The settlement of Arkansas or Ozark is about fifty miles above the junction of that river with the Mississippi. It consists chiefly of hunters and Indian traders, of course is a poor place, as settlers of this description, never look for any thing beyond the mere necessaries of life, except whiskey. Had the White river settlement been fostered, instead of  p300 being broken up, Arkansas would have followed its example in the cultivation of the lands, and would have become very soon of considerable importance.

Having passed Ozark island (No. 75) two miles long, on the right, we came to a mooring eight miles below, where we had our usual torment of musquitoes all night.

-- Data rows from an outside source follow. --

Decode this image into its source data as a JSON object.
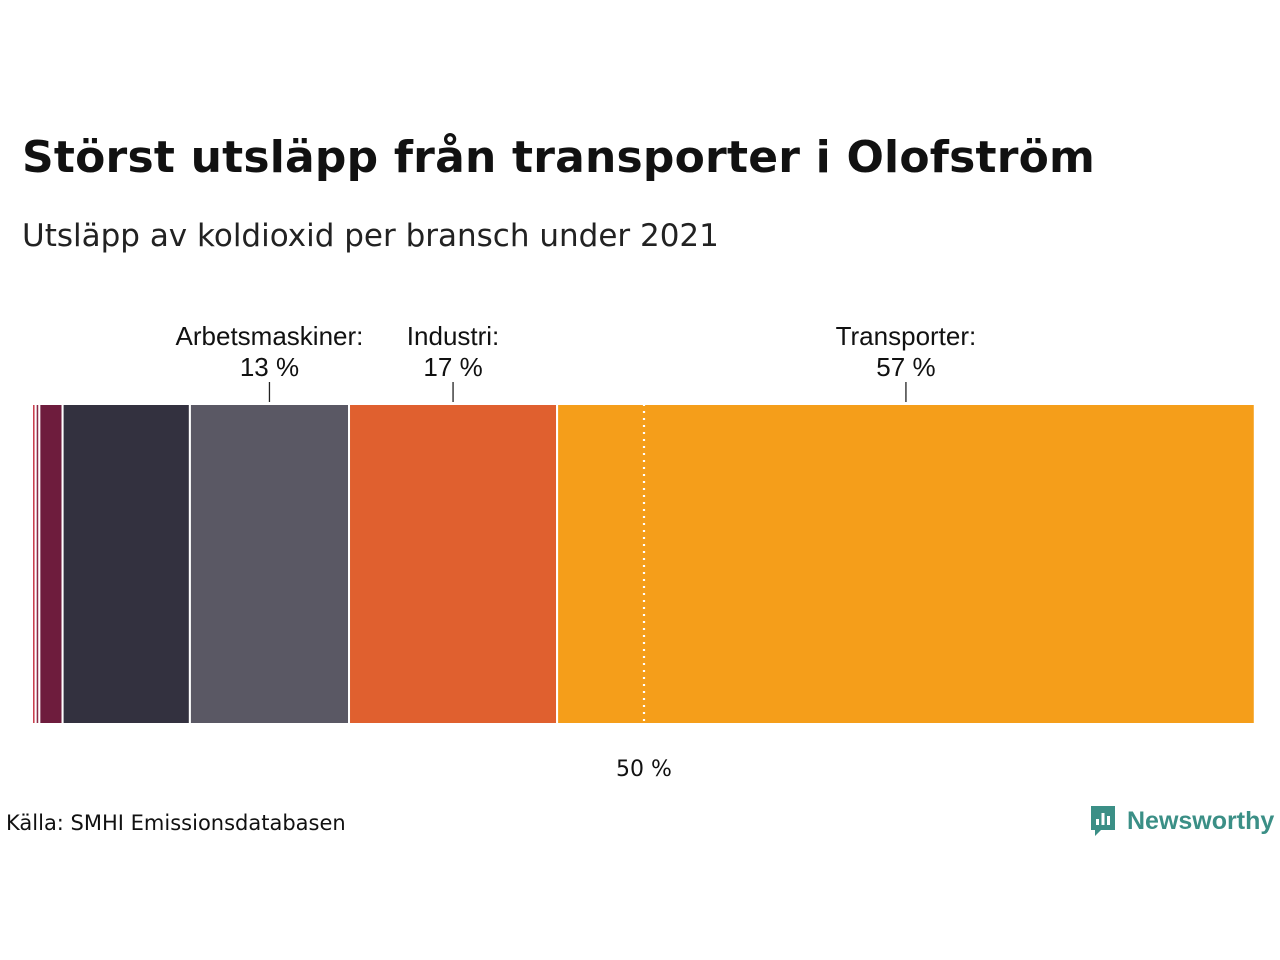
{
  "title": "Störst utsläpp från transporter i Olofström",
  "subtitle": "Utsläpp av koldioxid per bransch under 2021",
  "source": "Källa: SMHI Emissionsdatabasen",
  "brand": {
    "name": "Newsworthy",
    "color": "#3b8f86",
    "icon": "newsworthy-logo-icon"
  },
  "chart_data": {
    "type": "bar",
    "orientation": "horizontal-stacked-100",
    "unit": "%",
    "segments": [
      {
        "value": 0.3,
        "color": "#c9404f"
      },
      {
        "value": 0.3,
        "color": "#8c2945"
      },
      {
        "value": 1.9,
        "color": "#6e1c3d"
      },
      {
        "value": 10.4,
        "color": "#33313f"
      },
      {
        "value": 13,
        "color": "#5a5864",
        "label": "Arbetsmaskiner:",
        "value_label": "13 %"
      },
      {
        "value": 17,
        "color": "#e0602f",
        "label": "Industri:",
        "value_label": "17 %"
      },
      {
        "value": 57,
        "color": "#f59e1a",
        "label": "Transporter:",
        "value_label": "57 %"
      }
    ],
    "reference_line": {
      "value": 50,
      "label": "50 %",
      "style": "dotted"
    },
    "xlim": [
      0,
      100
    ]
  }
}
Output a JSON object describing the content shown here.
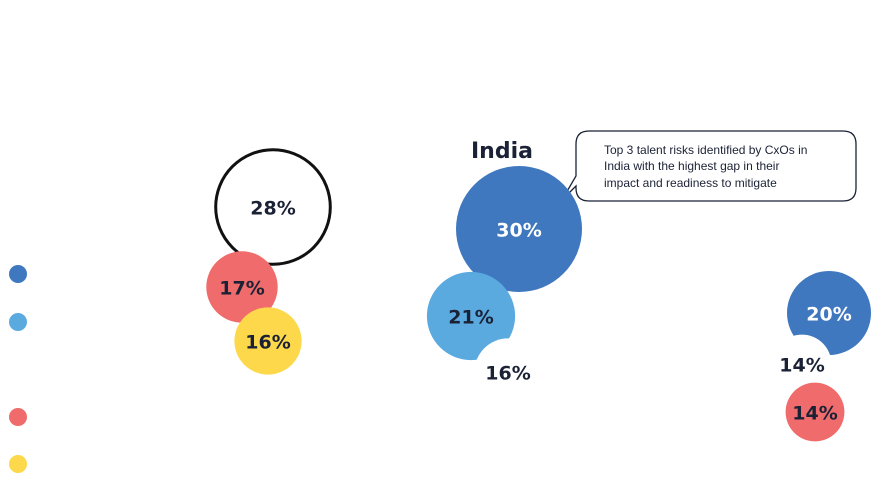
{
  "chart_data": {
    "type": "bubble",
    "title": "India",
    "annotation": [
      "Top 3 talent risks identified by CxOs in",
      "India with the highest gap in their",
      "impact and readiness to mitigate"
    ],
    "legend_colors": [
      "#3f78bf",
      "#5aaae0",
      "#f06b6b",
      "#fcd84a"
    ],
    "values": [
      28,
      17,
      16,
      30,
      21,
      16,
      20,
      14,
      14
    ],
    "value_labels": [
      "28%",
      "17%",
      "16%",
      "30%",
      "21%",
      "16%",
      "20%",
      "14%",
      "14%"
    ],
    "colors": [
      "#ffffff",
      "#f06b6b",
      "#fcd84a",
      "#3f78bf",
      "#5aaae0",
      "#ffffff",
      "#3f78bf",
      "#ffffff",
      "#f06b6b"
    ]
  }
}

June 2nd, we proceeded thirty-five miles, tired with the perpetual sameness of low banks, willow islands and sand bars, we then came to a settlement, the first below Big Prairie, from whence it is one hundred and thirty-six miles, and just fifteen leagues below Arkansas river.

This settlement was commenced two months ago by a Mons. Malbrock, from Arkansas, who has a large family and several negroes. He has named his place Ville Aussipot, and he is clearing away [274]with spirit, having already opened twelve or fourteen acres. His mode of providing meal for his people, was by pounding corn in a wooden mortar, with a wooden pestle, fixed to a spring sweep.

The neighbouring lands are all parcelled out and granted to settlers, who are to commence directly. There is a fine prairie a league inland. The river bank is sufficiently high to be secure from inundation, being now six feet above the surface of the water, and the soil is very fine.

We stopped for the night on the right bank, seven miles below Mr. Walbrock's.


The Editor's Notes:

194 Sylvanus Phillips later platted and became chief owner of Helena, a town named for his daughter, about ten miles below the mouth of St. Francis River. Phillips County, Arkansas, takes its name from this pioneer. — Ed.

[decorative delimiter]

195 Arkansas Post (or Poste aux Arkansas) was accounted the oldest white settlement in the lower Mississippi Valley. Tonty, on his voyage of relief in search of La Salle (1686), ascended the Arkansas River to a village of a tribe by the same name, where he left a detachment of six men headed by Couture. Thither, the following year, came the survivors of La Salle's ill-fated Texas colony, and related the assassination of their leader. The post was maintained as a trading centre and Jesuit mission throughout the French occupation, and survived an unexpected attack by the Chickasaws in 1748. The Jesuits abandoned it as an unfruitful field in 1763. During the Spanish occupation, the importance of this post as a trading station increased. Pierre Laclède, founder of St. Louis, had a branch warehouse at Arkansas Post, and died here in 1778. Upon the American occupation, civil government was established (1804), and it was the capital for the territory until 1820, when superseded by Little Rock. Arkansas Post was captured by the Union forces from the Confederates, in 1863. It is now a small town about seventy-five miles southeast of Little Rock. — Ed.